Inequalities are mathematical expressions that involve comparison between two values. They are written using symbols such as \(<\), \(>\), \(\leq\), and \(\geq\). In the case of a function or expression involving a fourth root like \( \sqrt[4]{\frac{1-x}{2+x}} \), we use inequalities to determine when the expression inside the root is non-negative.

This is essential because, as discussed earlier, a fourth root requires a non-negative radicand for the result to be a real number.

By setting an inequality \( \frac{1-x}{2+x} \geq 0 \), we filter out the domain of \( x \) for which the expression is valid. Understanding and solving such inequalities allow us to determine intervals where specific mathematical conditions hold true.

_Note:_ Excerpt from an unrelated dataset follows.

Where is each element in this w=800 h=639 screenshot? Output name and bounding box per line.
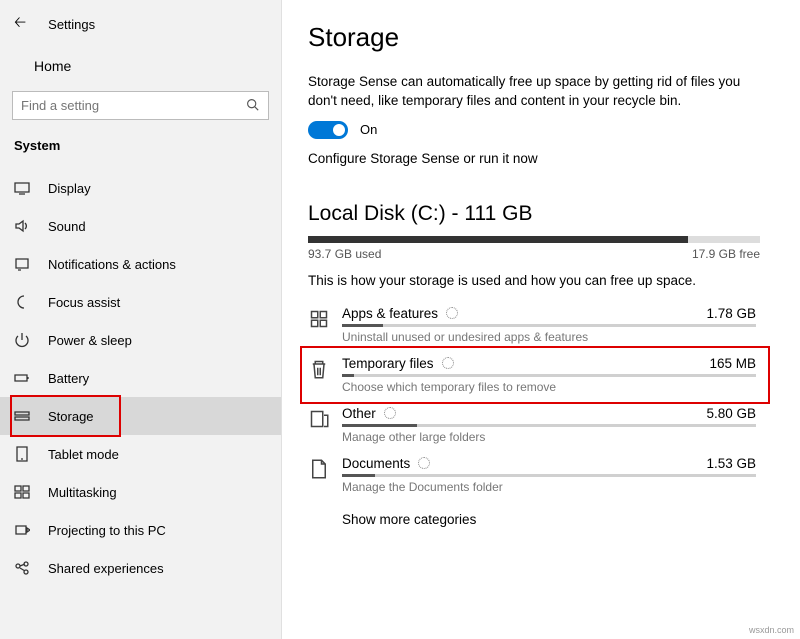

The domain of a function consists of all possible input values (or \( x \)-values) that the function can accept. For a function to be defined, each element in its domain should not lead to mathematical indefinites such as division by zero or taking an even root of a negative number.

The domain is determined by analyzing conditions imposed by the function's formula. In the fourth root expression \( \sqrt[4]{\frac{1-x}{2+x}} \), finding the domain involves ensuring that the radicand \( \frac{1-x}{2+x} \) stays non-negative and does not cause the denominator to equal zero.

By solving the inequality \( \frac{1-x}{2+x} \geq 0 \) and examining when the denominator \( 2+x \) becomes zero, we correctly identify the intervals or values where the function holds true, giving us the domain: \( -2 < x \leq 1 \).

When dealing with roots, and especially even roots like the square root or fourth root, the condition of the radicand (the number inside the root) being non-negative is crucial for the expression to result in a real number.

The radicand cannot be negative as even roots of negative numbers aren't real in the field of real numbers; they are complex. Therefore, when you see an expression like \( \sqrt[4]{a} \), you ensure \( a \geq 0 \).

Applying this to our problem, with the expression \( \sqrt[4]{\frac{1-x}{2+x}} \), means establishing the criterion \( \frac{1-x}{2+x} \geq 0 \). This ensures that the radicand is non-negative across all accepted values of \( x \), reflecting a valid interval in its domain, ensuring our calculations yield real numbers.